Even a non-conservative source like NBC news, however, was still honest enough to report that Californians have only themselves and their elected officials to blame for soaring prices at the pump. Boutique gas blends, limited refining capacity, and the second-highest gasoline tax in the country (almost fifty cents a gallon) are three factors that regularly combine to push pump prices into the stratosphere.

Fortunately, the once-Golden State is now sitting on a vast store of oil within the Monterey Shale formation. This geological region measuring 1,750 square miles and stretching from southern to central California constitutes two-thirds of the country’s estimated shale oil reserves and dwarfs the ample supply in North Dakota that has fueled an economic boom in that state.

Unfortunately, the chances that California’s Green political machine will allow this resource to be effectively tapped—to reduce unemployment, erase budget deficits, and eventually trim gas prices—are slim and none.

Hollywood, the prime source of misinformation for many West Coasters, has already launched a major theatrical broadside against the fracking process by which oil is obtained from shale. In the film “Promised Land” Matt Damon is the celebrity employed to show that oil companies are ruthless and will go to great lengths to discredit environmental concerns. The movie, not coincidentally, was largely funded by an enterprise owned by the United Arab Emirates—an OPEC nation that clearly hopes to stifle U.S. oil production.

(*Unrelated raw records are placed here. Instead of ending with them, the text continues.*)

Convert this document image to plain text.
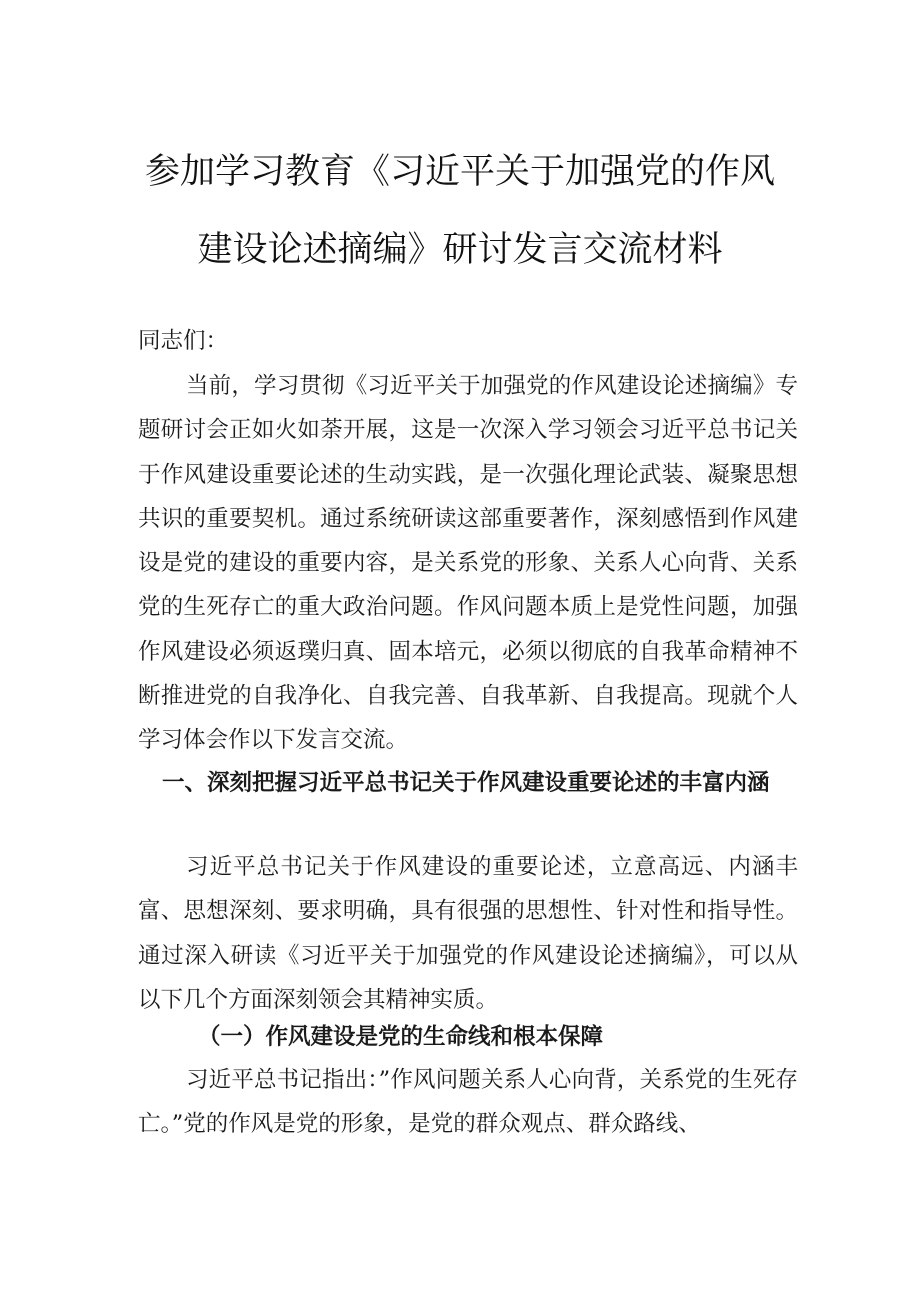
参加学习教育《习近平关于加强党的作风
建设论述摘编》研讨发言交流材料
同志们：
当前，学习贯彻《习近平关于加强党的作风建设论述摘编》专题研讨会正如火如荼开展，这是一次深入学习领会习近平总书记关于作风建设重要论述的生动实践，是一次强化理论武装、凝聚思想共识的重要契机。通过系统研读这部重要著作，深刻感悟到作风建设是党的建设的重要内容，是关系党的形象、关系人心向背、关系党的生死存亡的重大政治问题。作风问题本质上是党性问题，加强作风建设必须返璞归真、固本培元，必须以彻底的自我革命精神不断推进党的自我净化、自我完善、自我革新、自我提高。现就个人学习体会作以下发言交流。
一、深刻把握习近平总书记关于作风建设重要论述的丰富内涵
习近平总书记关于作风建设的重要论述，立意高远、内涵丰富、思想深刻、要求明确，具有很强的思想性、针对性和指导性。通过深入研读《习近平关于加强党的作风建设论述摘编》，可以从以下几个方面深刻领会其精神实质。
（一）作风建设是党的生命线和根本保障
习近平总书记指出：”作风问题关系人心向背，关系党的生死存亡。”党的作风是党的形象，是党的群众观点、群众路线、
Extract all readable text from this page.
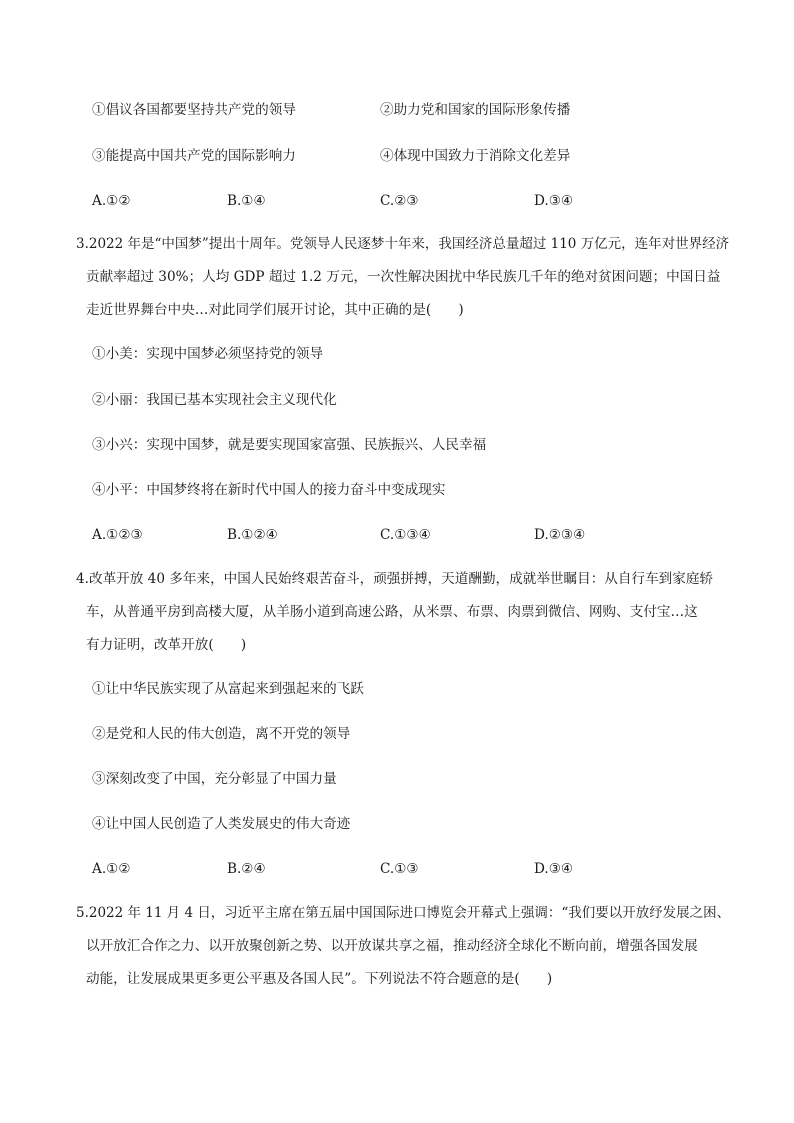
①倡议各国都要坚持共产党的领导	②助力党和国家的国际形象传播
③能提高中国共产党的国际影响力	④体现中国致力于消除文化差异
A.①②	B.①④	C.②③	D.③④
3.2022 年是“中国梦”提出十周年。党领导人民逐梦十年来，我国经济总量超过 110 万亿元，连年对世界经济
贡献率超过 30%；人均 GDP 超过 1.2 万元，一次性解决困扰中华民族几千年的绝对贫困问题；中国日益
走近世界舞台中央…对此同学们展开讨论，其中正确的是(　　)
①小美：实现中国梦必须坚持党的领导
②小丽：我国已基本实现社会主义现代化
③小兴：实现中国梦，就是要实现国家富强、民族振兴、人民幸福
④小平：中国梦终将在新时代中国人的接力奋斗中变成现实
A.①②③	B.①②④	C.①③④	D.②③④
4.改革开放 40 多年来，中国人民始终艰苦奋斗，顽强拼搏，天道酬勤，成就举世瞩目：从自行车到家庭轿
车，从普通平房到高楼大厦，从羊肠小道到高速公路，从米票、布票、肉票到微信、网购、支付宝…这
有力证明，改革开放(　　)
①让中华民族实现了从富起来到强起来的飞跃
②是党和人民的伟大创造，离不开党的领导
③深刻改变了中国，充分彰显了中国力量
④让中国人民创造了人类发展史的伟大奇迹
A.①②	B.②④	C.①③	D.③④
5.2022 年 11 月 4 日，习近平主席在第五届中国国际进口博览会开幕式上强调：“我们要以开放纾发展之困、
以开放汇合作之力、以开放聚创新之势、以开放谋共享之福，推动经济全球化不断向前，增强各国发展
动能，让发展成果更多更公平惠及各国人民”。下列说法不符合题意的是(　　)
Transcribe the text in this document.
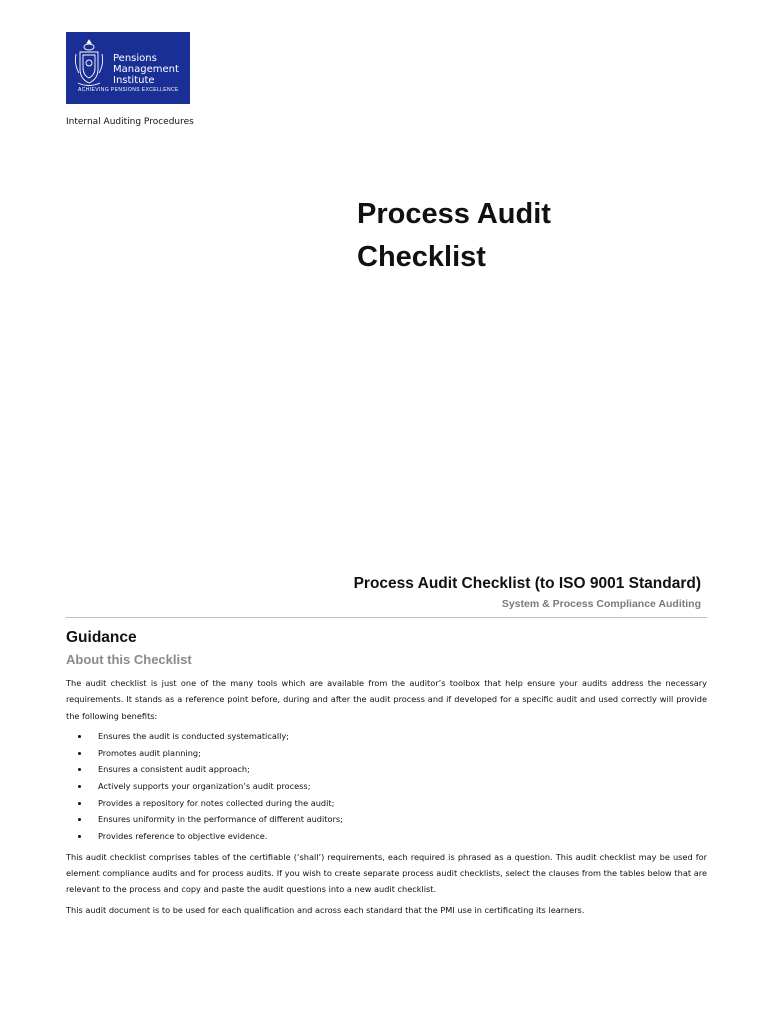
Pensions
Management
Institute
ACHIEVING PENSIONS EXCELLENCE
Internal Auditing Procedures
Process Audit
Checklist
Process Audit Checklist (to ISO 9001 Standard)
System & Process Compliance Auditing
Guidance
About this Checklist

The audit checklist is just one of the many tools which are available from the auditor’s toolbox that help ensure your audits address the necessary requirements. It stands as a reference point before, during and after the audit process and if developed for a specific audit and used correctly will provide the following benefits:

Ensures the audit is conducted systematically;
Promotes audit planning;
Ensures a consistent audit approach;
Actively supports your organization’s audit process;
Provides a repository for notes collected during the audit;
Ensures uniformity in the performance of different auditors;
Provides reference to objective evidence.

This audit checklist comprises tables of the certifiable (‘shall’) requirements, each required is phrased as a question. This audit checklist may be used for element compliance audits and for process audits. If you wish to create separate process audit checklists, select the clauses from the tables below that are relevant to the process and copy and paste the audit questions into a new audit checklist.

This audit document is to be used for each qualification and across each standard that the PMI use in certificating its learners.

Ironically, there are significant potential environmental upsides to accessing this huge oil reservoir—like reducing tanker-spill risks and cutting greenhouse gas emissions in refineries due to the quality of Monterey oil. But it’s unlikely the oil-is-evil crowd will care about these considerations since, as one pundit observed, “their opposition is more religious than rational.”

Radical environmentalists have so cluttered the Internet with apocalyptic fracking scenarios that it’s hard to find unbiased expert information. Geologist Ian Duncan’s sober analysis, for example, is buried beneath scores of anti-fracking screeds.

Last October Senator Feinstein declared that forcing motorists to pay dearly for gasoline was “untenable.” But don’t count on Feinstein’s support for accessing a resource that could actually lower those prices. Her position will likely follow the theological urgings of the state’s green, wealthy coastal elite—not the distress of reddish inlanders.